As shown in Table 1, in the PVA films of Examples 1 to 7, the haze was as low as 0.5 or less, the number of activator aggregates was 2 or less, and the peelability and film surface quality were good. On the other hand, in Comparative Examples 1 and 4 using the amine-type surfactant (B) having a polyoxyethylene chain number (m + n) not satisfying 14 to 22, the number of active agent aggregations was large, and the Haze value was not good. . In Comparative Example 2, in which the content of the amine-type surfactant (B) exceeded 0.18 parts by weight, the active agent aggregation number was large and the haze value was not good. In addition, in Comparative Example 3 in which the content of the amine-type surfactant (B) was less than 0.03 parts by weight, the evaluation results of peelability and film surface quality were not good. In Comparative Example 5 using the amine-type surfactant (B) having an alkyl chain length of 18, the activator aggregation number was large and the haze value was not good. In Comparative Example 6, in which the content of the surfactant (C) is less than 0.04 parts by weight, the number of active agent aggregations is large, the Haze value is not good, and the peelability and film surface quality evaluation results are not good. rice field. In addition, in Comparative Example 7 in which the content of the surfactant (C) exceeded 0.4 parts by weight, the number of active agent aggregations was large, the Haze value was not good, and the film surface quality evaluation results were not good. . In Comparative Example 8 in which the surfactant (C) was not used, the number of active agent aggregations was large, the Haze value was not good, and the peelability and film surface quality evaluation results were also not good. In Comparative Example 9 in which the amine surfactant (B) was not used, the evaluation results of the peelability and film surface quality were not good.

Claims (6)

Polyvinyl alcohol (A), an amine-type surfactant (B) represented by the following formula (I), and at least one surfactant (C) selected from a sulfate ester salt type or a sulfonate type surfactant (C) A polyvinyl alcohol film that
The sulfate salt type is sodium alkyl sulfate, potassium alkyl sulfate, ammonium alkyl sulfate, triethanolamine alkyl sulfate, sodium polyoxyethylene alkyl ether sulfate, sodium polyoxypropylene alkyl ether sulfate, or sodium polyoxyethylene alkylphenyl ether sulfate. can be,
The sulfonate type is sodium alkylsulfonate, potassium alkylsulfonate, ammonium alkylsulfonate, triethanolamine alkylsulfonate, sodium alkylbenzenesulfonate, disodium dodecyldiphenyletherdisulfonate, sodium alkylnaphthalenesulfonate, and alkylsulfosuccinic acid. disodium or disodium polyoxyethylene alkyl sulfosuccinate,
The content of the surfactant (B) is 0.03 to 0.18 parts by weight with respect to 100 parts by mass of the polyvinyl alcohol (A), and the content of the surfactant (C) is the polyvinyl alcohol ( A) 0.04 to 0.4 parts by weight of polyvinyl alcohol film per 100 parts by weight.

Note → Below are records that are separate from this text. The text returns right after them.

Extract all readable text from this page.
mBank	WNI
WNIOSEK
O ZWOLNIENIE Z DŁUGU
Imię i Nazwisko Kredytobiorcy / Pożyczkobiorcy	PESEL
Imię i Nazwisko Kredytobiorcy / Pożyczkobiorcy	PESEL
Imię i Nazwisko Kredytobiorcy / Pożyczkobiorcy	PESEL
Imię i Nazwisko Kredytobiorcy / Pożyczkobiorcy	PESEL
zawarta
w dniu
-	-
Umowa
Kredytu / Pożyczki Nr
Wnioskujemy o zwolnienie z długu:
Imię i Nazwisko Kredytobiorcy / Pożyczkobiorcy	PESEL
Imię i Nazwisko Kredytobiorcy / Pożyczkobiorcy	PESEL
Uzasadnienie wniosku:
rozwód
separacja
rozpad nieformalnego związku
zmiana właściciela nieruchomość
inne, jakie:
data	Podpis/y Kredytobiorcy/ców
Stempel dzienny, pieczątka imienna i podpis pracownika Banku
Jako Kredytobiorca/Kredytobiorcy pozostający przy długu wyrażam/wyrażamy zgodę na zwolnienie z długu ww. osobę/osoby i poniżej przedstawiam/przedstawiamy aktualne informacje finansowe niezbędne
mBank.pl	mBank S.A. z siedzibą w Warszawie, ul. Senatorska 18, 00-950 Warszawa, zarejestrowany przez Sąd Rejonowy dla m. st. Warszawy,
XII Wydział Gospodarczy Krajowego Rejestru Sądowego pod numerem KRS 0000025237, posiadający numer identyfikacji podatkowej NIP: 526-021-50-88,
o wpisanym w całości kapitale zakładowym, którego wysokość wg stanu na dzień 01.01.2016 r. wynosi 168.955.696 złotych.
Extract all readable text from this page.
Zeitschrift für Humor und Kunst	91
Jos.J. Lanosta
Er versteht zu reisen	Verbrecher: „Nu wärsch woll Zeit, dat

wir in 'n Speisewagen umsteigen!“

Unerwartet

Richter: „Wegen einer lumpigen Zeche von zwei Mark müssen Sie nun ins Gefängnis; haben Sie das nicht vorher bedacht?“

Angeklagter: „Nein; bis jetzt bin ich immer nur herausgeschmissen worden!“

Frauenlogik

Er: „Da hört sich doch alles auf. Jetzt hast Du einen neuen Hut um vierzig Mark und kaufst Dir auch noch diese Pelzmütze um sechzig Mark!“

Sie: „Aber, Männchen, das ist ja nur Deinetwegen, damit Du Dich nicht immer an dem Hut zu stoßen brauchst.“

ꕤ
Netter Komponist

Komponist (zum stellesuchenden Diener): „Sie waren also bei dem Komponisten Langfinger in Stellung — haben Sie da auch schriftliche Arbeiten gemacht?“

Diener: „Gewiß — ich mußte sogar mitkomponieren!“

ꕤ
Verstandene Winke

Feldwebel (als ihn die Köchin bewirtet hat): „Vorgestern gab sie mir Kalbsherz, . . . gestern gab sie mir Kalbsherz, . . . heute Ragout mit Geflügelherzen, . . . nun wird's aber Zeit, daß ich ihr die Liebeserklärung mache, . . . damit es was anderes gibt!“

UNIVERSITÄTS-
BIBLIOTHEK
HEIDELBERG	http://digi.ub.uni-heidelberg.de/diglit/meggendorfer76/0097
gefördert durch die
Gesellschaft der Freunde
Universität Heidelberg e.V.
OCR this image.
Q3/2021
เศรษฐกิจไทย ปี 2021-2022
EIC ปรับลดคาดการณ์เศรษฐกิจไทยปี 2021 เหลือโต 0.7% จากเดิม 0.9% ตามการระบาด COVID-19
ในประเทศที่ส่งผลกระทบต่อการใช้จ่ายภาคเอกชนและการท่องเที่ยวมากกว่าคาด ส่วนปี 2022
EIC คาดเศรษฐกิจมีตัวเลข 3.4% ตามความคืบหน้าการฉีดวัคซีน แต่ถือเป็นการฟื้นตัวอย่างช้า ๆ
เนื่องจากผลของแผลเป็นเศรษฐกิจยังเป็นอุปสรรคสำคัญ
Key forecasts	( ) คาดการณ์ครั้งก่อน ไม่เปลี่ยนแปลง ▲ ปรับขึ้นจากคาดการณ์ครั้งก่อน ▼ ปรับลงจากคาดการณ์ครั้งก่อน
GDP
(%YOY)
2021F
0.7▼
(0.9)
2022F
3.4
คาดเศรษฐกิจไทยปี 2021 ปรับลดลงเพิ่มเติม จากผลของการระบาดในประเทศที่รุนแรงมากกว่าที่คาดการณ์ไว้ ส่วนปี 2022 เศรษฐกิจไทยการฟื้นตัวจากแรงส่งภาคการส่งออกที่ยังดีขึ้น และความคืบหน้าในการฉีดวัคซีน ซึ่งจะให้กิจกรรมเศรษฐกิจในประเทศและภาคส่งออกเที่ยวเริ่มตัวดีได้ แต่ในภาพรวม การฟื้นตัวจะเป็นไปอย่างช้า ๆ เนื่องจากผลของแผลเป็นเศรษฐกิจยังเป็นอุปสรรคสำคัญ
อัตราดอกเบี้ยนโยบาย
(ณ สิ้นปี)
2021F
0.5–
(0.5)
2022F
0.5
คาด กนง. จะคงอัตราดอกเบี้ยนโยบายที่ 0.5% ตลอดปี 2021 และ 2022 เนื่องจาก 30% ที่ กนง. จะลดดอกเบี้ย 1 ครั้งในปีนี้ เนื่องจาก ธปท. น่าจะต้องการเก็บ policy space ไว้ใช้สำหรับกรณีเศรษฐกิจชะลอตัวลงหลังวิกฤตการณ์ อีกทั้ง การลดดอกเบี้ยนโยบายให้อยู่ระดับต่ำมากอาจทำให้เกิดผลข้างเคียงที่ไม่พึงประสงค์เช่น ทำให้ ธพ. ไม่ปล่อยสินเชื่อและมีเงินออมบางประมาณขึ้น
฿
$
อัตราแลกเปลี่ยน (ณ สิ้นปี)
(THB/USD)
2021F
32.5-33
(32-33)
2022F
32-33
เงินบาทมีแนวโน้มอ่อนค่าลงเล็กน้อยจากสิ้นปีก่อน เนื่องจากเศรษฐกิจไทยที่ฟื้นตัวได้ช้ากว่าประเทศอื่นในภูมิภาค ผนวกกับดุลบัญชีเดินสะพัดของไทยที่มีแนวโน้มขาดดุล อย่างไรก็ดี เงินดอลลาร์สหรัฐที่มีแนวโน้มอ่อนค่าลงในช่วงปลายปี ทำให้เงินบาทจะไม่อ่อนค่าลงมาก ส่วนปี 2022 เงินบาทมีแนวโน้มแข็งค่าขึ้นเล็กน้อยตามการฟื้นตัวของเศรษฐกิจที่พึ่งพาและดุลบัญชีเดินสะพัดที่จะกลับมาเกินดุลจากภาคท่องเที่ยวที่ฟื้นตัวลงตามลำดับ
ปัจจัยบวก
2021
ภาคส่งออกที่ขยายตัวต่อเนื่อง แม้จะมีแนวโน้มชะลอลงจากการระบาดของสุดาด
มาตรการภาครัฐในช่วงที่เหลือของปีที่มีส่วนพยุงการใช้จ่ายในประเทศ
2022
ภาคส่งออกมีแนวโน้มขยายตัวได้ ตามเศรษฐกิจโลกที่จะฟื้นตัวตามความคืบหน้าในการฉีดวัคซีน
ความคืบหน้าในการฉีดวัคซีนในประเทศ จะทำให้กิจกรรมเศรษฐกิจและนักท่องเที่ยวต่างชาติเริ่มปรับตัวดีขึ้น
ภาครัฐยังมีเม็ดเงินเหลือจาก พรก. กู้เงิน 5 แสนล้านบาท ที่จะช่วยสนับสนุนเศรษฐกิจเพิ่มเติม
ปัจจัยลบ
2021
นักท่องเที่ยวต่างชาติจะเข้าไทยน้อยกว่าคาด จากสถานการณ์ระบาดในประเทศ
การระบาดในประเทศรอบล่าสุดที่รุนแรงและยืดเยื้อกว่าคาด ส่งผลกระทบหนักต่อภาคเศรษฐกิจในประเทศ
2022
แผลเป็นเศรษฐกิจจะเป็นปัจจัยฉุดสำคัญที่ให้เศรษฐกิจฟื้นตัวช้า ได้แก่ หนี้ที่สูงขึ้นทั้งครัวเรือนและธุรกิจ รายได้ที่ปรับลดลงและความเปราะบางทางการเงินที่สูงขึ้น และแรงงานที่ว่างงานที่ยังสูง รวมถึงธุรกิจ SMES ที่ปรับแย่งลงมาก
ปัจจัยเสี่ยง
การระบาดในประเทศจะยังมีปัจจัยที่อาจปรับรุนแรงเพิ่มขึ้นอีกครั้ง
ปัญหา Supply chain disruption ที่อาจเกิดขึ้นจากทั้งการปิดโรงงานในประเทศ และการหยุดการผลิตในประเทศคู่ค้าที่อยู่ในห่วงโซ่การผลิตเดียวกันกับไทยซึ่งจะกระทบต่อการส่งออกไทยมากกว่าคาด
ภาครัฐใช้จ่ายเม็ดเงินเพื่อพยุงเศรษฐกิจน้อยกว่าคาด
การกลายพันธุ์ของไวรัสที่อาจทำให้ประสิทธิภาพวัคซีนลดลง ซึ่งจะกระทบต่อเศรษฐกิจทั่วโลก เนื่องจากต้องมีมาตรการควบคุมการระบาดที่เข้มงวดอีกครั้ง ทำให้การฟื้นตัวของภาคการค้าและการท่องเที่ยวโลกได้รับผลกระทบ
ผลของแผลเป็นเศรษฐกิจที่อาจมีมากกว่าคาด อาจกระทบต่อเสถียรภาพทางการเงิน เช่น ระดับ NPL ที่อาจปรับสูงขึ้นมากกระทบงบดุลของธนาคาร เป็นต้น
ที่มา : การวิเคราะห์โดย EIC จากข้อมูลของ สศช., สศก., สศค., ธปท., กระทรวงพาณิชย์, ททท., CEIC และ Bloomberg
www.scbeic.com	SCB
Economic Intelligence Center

[In the formula (I), R is an alkyl group having 10 to 16 carbon atoms, and the number of polyoxyethylene chains (m+n) is 14 to 22. ] 2. The polyvinyl alcohol film according to claim 1, wherein the weight ratio (B:C) of said surfactant (B) and said surfactant (C) is 1:0.5 to 1:20. 3. The polyvinyl alcohol film according to claim 1, wherein the width of the film is 1.5 m or more. The polyvinyl alcohol film according to any one of claims 1 to 3, which has a length of 3000 m or more. The polyvinyl alcohol film according to any one of claims 1 to 4, which has a thickness of 10 to 70 µm. A method for producing a polarizing film, comprising the steps of dyeing and stretching the polyvinyl alcohol film according to any one of claims 1 to 5.